Chris Dupin has an interesting article in the most recent American Shipper. CMA/CGM is trying to buy a majority interest in CEVA, the 3PL firm based in Switzerland. CEVA has been the target of another buyout effort by DSV, another 3PL. the time was certainly ripe for a consolidation in both the 3PL and the maritime transport space. This merger or combination is another attempt to deepen the reach of a maritime company into downstream supply chain management.
Like all of these mergers, we’ll have to see if it works out, and if the combination succeeds in improving results for shippers and receivers of goods. But for me it is a step in the right direction for a maritime company. If you try to tackle the downstream problems, you will start to understand how to improve and deliver more value. Whether a purchase is the best route is an open question, but it is certainly a good try.

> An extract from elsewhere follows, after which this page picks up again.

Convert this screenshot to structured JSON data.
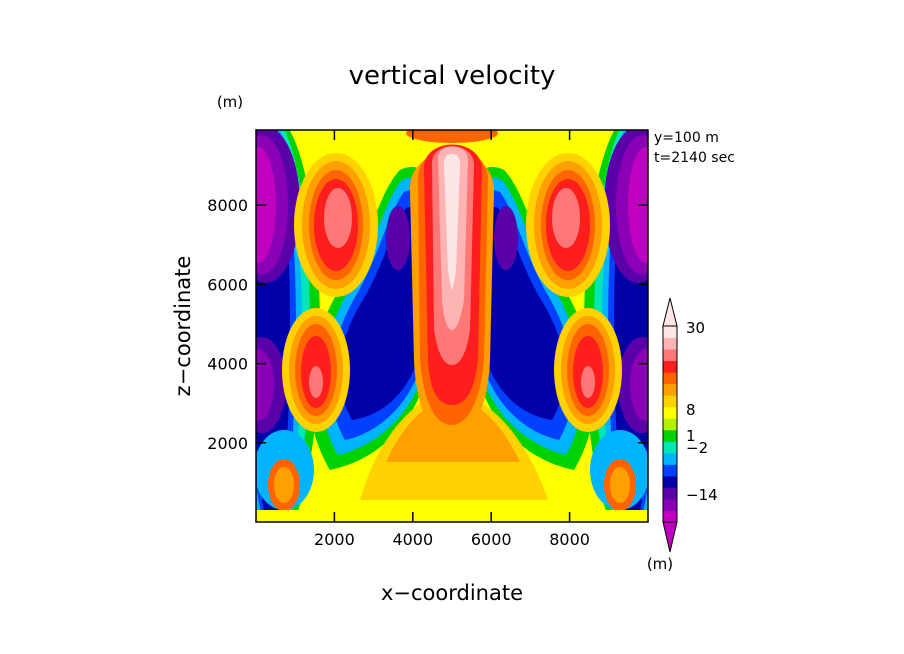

The article also points out that CMA/CGM is innovating in other ways now. It has an in-house incubator, ZeBox, of small concerns that have ideas for improvements. It’s moving ahead on tracking containers and monitoring some of the risk conditions they face while traveling; and it is making some investment in bill of lading improvements through a blockchain technology project with BuyCo, another startup. These are certainly ways to get innovators thinking about the maritime supply chain problems. Who winds up with the rents is yet to be determined.
Alex Lennane has written in the Loadstar about the merger or assimilation of six UK diverse logistics firms under one management. Perhaps this is what’s necessary to get firms to work together– a bigger hammer. If they cannot learn to do it on their own, let’s put them together under one management.
However, this approach is fraught with issues. Most mergers do not reach the state of grace they envisioned, because of resistance to change within. And much of the value of a firm is in its people, and their skills at dealing with the countless exceptions that mark any business. Another is the heterogeneity of the businesses– every firm in a merger thinks their way of doing something has to work that way for them. It might not be true, or it might, but even thinking it draws boundaries that can take considerable effort to crack.
We will have to see if this new management structure generates rewards the size the PE firm expects. Of course if they just make something big enough to sell publicly with temporary results, that will be enough for them to make their money and pass the risk on.